The Guideline for Risk Assessment addresses the value of an event tree approach to QRA combined with statistical analysis of railway incidents where there was a release of hazardous materials and evaluation of the potential consequences of a release. They suggested two types of information be assembled based on Dutch experiences. The first was a frequency-probit graph for chemicals in transport (Figure 3). The second was an analysis of the population densities adjacent to the railroad lines (Figure 4). From these two graphs one can develop an idea of the population at risk from hazmat rail incidents.
The scale on both axes is distance. The hatched areas represent population densities. The curves indicate the risk levels per year. Green is the lowest risk frequency.
Developing an incident database and computerized modeling tools has enabled the chemical industry to allow evidence-based assessment of the hazards associated with chemical manufacture and transportation.

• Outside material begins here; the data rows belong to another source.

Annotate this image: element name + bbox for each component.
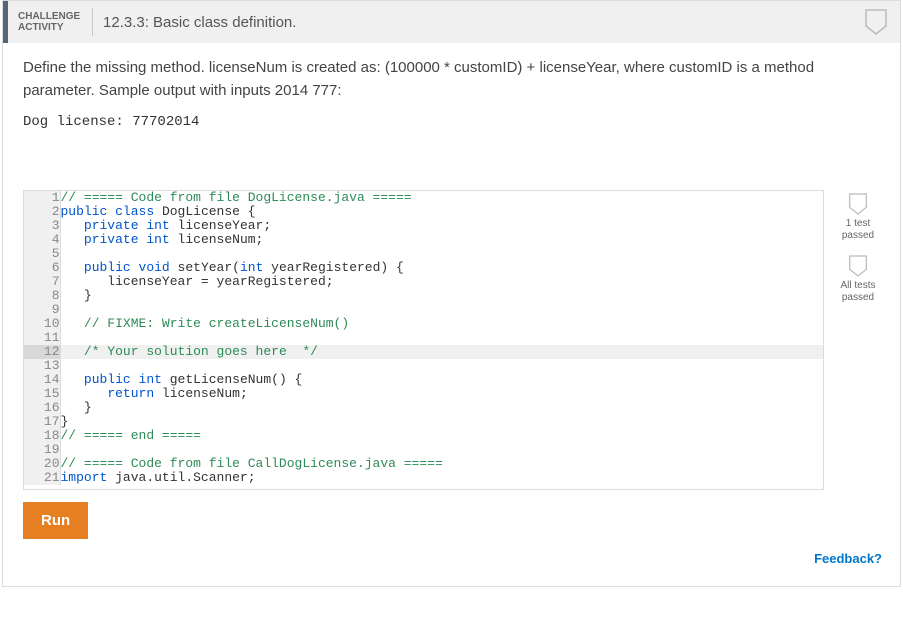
code-content[interactable]: public int getLicenseNum() { bbox=[60, 373, 823, 387]
status-column: 1 test passed All tests passed bbox=[824, 190, 884, 316]
line-number: 20 bbox=[24, 457, 60, 471]
activity-title: 12.3.3: Basic class definition. bbox=[103, 14, 864, 31]
activity-card: CHALLENGE ACTIVITY 12.3.3: Basic class d… bbox=[2, 0, 901, 587]
line-number: 3 bbox=[24, 219, 60, 233]
header-divider bbox=[92, 8, 93, 36]
all-tests-status: All tests passed bbox=[832, 254, 884, 304]
sample-output: Dog license: 77702014 bbox=[23, 114, 880, 130]
line-number: 6 bbox=[24, 261, 60, 275]
code-editor[interactable]: 1// ===== Code from file DogLicense.java… bbox=[23, 190, 824, 490]
line-number: 12 bbox=[24, 345, 60, 359]
code-line[interactable]: 19 bbox=[24, 443, 823, 457]
code-content[interactable]: import java.util.Scanner; bbox=[60, 471, 823, 485]
activity-type-line1: CHALLENGE bbox=[18, 11, 80, 22]
header-shield-icon bbox=[864, 8, 888, 36]
line-number: 9 bbox=[24, 303, 60, 317]
one-test-label: 1 test passed bbox=[832, 218, 884, 242]
activity-type-label: CHALLENGE ACTIVITY bbox=[18, 11, 88, 33]
code-line[interactable]: 15 return licenseNum; bbox=[24, 387, 823, 401]
all-tests-label: All tests passed bbox=[832, 280, 884, 304]
line-number: 11 bbox=[24, 331, 60, 345]
shield-icon bbox=[848, 254, 868, 278]
line-number: 16 bbox=[24, 401, 60, 415]
horizontal-scrollbar[interactable] bbox=[0, 587, 903, 602]
code-content[interactable]: /* Your solution goes here */ bbox=[60, 345, 823, 359]
one-test-status: 1 test passed bbox=[832, 192, 884, 242]
code-line[interactable]: 16 } bbox=[24, 401, 823, 415]
line-number: 4 bbox=[24, 233, 60, 247]
code-line[interactable]: 10 // FIXME: Write createLicenseNum() bbox=[24, 317, 823, 331]
shield-icon bbox=[848, 192, 868, 216]
line-number: 10 bbox=[24, 317, 60, 331]
line-number: 7 bbox=[24, 275, 60, 289]
code-line[interactable]: 17} bbox=[24, 415, 823, 429]
code-line[interactable]: 8 } bbox=[24, 289, 823, 303]
code-content[interactable] bbox=[60, 443, 823, 457]
code-content[interactable]: public class DogLicense { bbox=[60, 205, 823, 219]
code-line[interactable]: 11 bbox=[24, 331, 823, 345]
code-line[interactable]: 3 private int licenseYear; bbox=[24, 219, 823, 233]
code-line[interactable]: 13 bbox=[24, 359, 823, 373]
code-line[interactable]: 7 licenseYear = yearRegistered; bbox=[24, 275, 823, 289]
activity-header: CHALLENGE ACTIVITY 12.3.3: Basic class d… bbox=[3, 1, 900, 43]
code-line[interactable]: 20// ===== Code from file CallDogLicense… bbox=[24, 457, 823, 471]
activity-viewport: CHALLENGE ACTIVITY 12.3.3: Basic class d… bbox=[0, 0, 903, 640]
code-line[interactable]: 14 public int getLicenseNum() { bbox=[24, 373, 823, 387]
activity-type-line2: ACTIVITY bbox=[18, 22, 64, 33]
code-content[interactable]: // ===== Code from file DogLicense.java … bbox=[60, 191, 823, 205]
code-content[interactable]: public void setYear(int yearRegistered) … bbox=[60, 261, 823, 275]
code-line[interactable]: 21import java.util.Scanner; bbox=[24, 471, 823, 485]
line-number: 21 bbox=[24, 471, 60, 485]
line-number: 13 bbox=[24, 359, 60, 373]
code-content[interactable]: } bbox=[60, 289, 823, 303]
line-number: 5 bbox=[24, 247, 60, 261]
code-editor-scroll[interactable]: 1// ===== Code from file DogLicense.java… bbox=[24, 191, 823, 489]
code-line[interactable]: 2public class DogLicense { bbox=[24, 205, 823, 219]
run-button[interactable]: Run bbox=[23, 502, 88, 539]
line-number: 2 bbox=[24, 205, 60, 219]
line-number: 14 bbox=[24, 373, 60, 387]
code-content[interactable]: } bbox=[60, 401, 823, 415]
code-content[interactable] bbox=[60, 303, 823, 317]
code-line[interactable]: 1// ===== Code from file DogLicense.java… bbox=[24, 191, 823, 205]
problem-description: Define the missing method. licenseNum is… bbox=[23, 57, 880, 102]
line-number: 18 bbox=[24, 429, 60, 443]
code-content[interactable]: } bbox=[60, 415, 823, 429]
line-number: 1 bbox=[24, 191, 60, 205]
problem-area: Define the missing method. licenseNum is… bbox=[3, 43, 900, 190]
controls-row: Run bbox=[3, 490, 900, 539]
feedback-link[interactable]: Feedback? bbox=[3, 539, 900, 570]
code-line[interactable]: 12 /* Your solution goes here */ bbox=[24, 345, 823, 359]
line-number: 15 bbox=[24, 387, 60, 401]
line-number: 19 bbox=[24, 443, 60, 457]
code-content[interactable]: private int licenseNum; bbox=[60, 233, 823, 247]
code-content[interactable] bbox=[60, 331, 823, 345]
code-line[interactable]: 18// ===== end ===== bbox=[24, 429, 823, 443]
code-content[interactable] bbox=[60, 247, 823, 261]
code-content[interactable]: // ===== Code from file CallDogLicense.j… bbox=[60, 457, 823, 471]
code-line[interactable]: 4 private int licenseNum; bbox=[24, 233, 823, 247]
code-line[interactable]: 5 bbox=[24, 247, 823, 261]
code-content[interactable]: private int licenseYear; bbox=[60, 219, 823, 233]
code-content[interactable]: // ===== end ===== bbox=[60, 429, 823, 443]
line-number: 8 bbox=[24, 289, 60, 303]
line-number: 17 bbox=[24, 415, 60, 429]
code-line[interactable]: 9 bbox=[24, 303, 823, 317]
code-content[interactable]: licenseYear = yearRegistered; bbox=[60, 275, 823, 289]
code-content[interactable]: // FIXME: Write createLicenseNum() bbox=[60, 317, 823, 331]
code-table: 1// ===== Code from file DogLicense.java… bbox=[24, 191, 823, 485]
code-content[interactable] bbox=[60, 359, 823, 373]
code-content[interactable]: return licenseNum; bbox=[60, 387, 823, 401]
editor-row: 1// ===== Code from file DogLicense.java… bbox=[3, 190, 900, 490]
code-line[interactable]: 6 public void setYear(int yearRegistered… bbox=[24, 261, 823, 275]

There are other approaches to the QRA Process. In Part 2, we will discuss Singapore’s Approach to QRA, and in Part 3 we will present risk scenarios and data.
References
- There was a release of MIC in Allied Chemical’s Moundsville, WV plant in 1978 (approximate date). Two chemical plant workers entered the hazardous area without proper protective equipment. After they successfully shut down the leak, they were hospitalized with lung problems. The MIC causes lung tissue to release fluid. The workers essentially drowned in their own fluids because of their exposure and improper PPE usage.
- The probabilities of chemical accidents and releases is on the order of 10-6 to 10-9 incidents depending upon the time frame used to measure the occurrences.